Indien een vennootschap verschillende soorten aandelen heeft, heeft de belastingplichtige volgens artikel 20a, lid 3, tweede volzin van de Wet op de inkomstenbelasting 1964 (Wet IB 1964; tekst voor het jaar 2000) ook een aanmerkelijk belang indien hij, al dan niet tezamen met zijn echtgenoot, direct of indirect voor ten minste 5% van het geplaatste kapitaal van een soort aandelen aandeelhouder is. De vraag is wanneer er sprake is van meerdere soorten aandelen.

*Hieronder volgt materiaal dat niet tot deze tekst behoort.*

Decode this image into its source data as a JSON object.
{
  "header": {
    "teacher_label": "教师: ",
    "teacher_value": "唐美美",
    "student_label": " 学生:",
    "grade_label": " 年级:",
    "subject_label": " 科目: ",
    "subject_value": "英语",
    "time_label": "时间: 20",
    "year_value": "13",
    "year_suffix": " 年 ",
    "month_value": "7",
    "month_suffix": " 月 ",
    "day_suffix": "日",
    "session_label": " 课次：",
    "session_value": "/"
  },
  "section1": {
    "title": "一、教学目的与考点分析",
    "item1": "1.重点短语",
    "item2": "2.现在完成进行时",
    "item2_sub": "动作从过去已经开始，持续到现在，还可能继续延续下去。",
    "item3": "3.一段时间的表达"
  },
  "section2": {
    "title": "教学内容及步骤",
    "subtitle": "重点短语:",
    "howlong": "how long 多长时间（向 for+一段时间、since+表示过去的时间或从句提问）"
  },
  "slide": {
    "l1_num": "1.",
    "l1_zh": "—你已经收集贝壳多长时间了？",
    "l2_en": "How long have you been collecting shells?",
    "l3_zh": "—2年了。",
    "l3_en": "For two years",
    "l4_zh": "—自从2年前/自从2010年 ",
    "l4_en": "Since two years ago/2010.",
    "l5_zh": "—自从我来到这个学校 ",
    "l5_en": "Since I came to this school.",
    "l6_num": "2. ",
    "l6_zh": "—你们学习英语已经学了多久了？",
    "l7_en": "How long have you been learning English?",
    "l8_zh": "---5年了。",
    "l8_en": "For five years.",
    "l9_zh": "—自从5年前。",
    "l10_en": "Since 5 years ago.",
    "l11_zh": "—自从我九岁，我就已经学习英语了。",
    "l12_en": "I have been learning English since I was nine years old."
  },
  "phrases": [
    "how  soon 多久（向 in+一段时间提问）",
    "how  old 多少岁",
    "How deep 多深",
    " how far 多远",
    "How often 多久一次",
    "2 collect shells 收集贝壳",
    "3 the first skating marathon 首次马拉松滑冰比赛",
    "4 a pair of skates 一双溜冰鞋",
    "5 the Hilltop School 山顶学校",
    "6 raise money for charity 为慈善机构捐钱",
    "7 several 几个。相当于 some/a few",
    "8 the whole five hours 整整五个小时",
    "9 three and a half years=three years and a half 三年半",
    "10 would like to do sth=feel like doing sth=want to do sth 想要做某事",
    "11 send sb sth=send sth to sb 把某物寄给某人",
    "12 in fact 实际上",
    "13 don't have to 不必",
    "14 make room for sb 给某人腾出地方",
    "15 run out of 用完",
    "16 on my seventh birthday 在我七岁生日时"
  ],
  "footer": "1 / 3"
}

Een belastingplichtige was vanaf het moment van oprichting van X BV in 1994 tot het moment van overdracht in het jaar 2000 van alle aandelen in X BV aan een Amerikaans beursgenoteerd bedrijf, aandeelhouder van X BV. Eerder, op 20 juli 1999, waren de statuten van X BV gewijzigd, waarbij de aandelen in de vennootschap zijn gesplitst in gewone aandelen A en converteerbare niet-cumulatief preferente aandelen B. Na de statutenwijziging bedroeg het door de belastingplichtige gehouden belang in het geplaatste kapitaal van de aandelen A afgerond 7,3 percent en van de aandelen B afgerond 1,8 percent. Zijn belang in het totaal geplaatste aandelenkapitaal van X BV bedroeg afgerond 4,1 percent.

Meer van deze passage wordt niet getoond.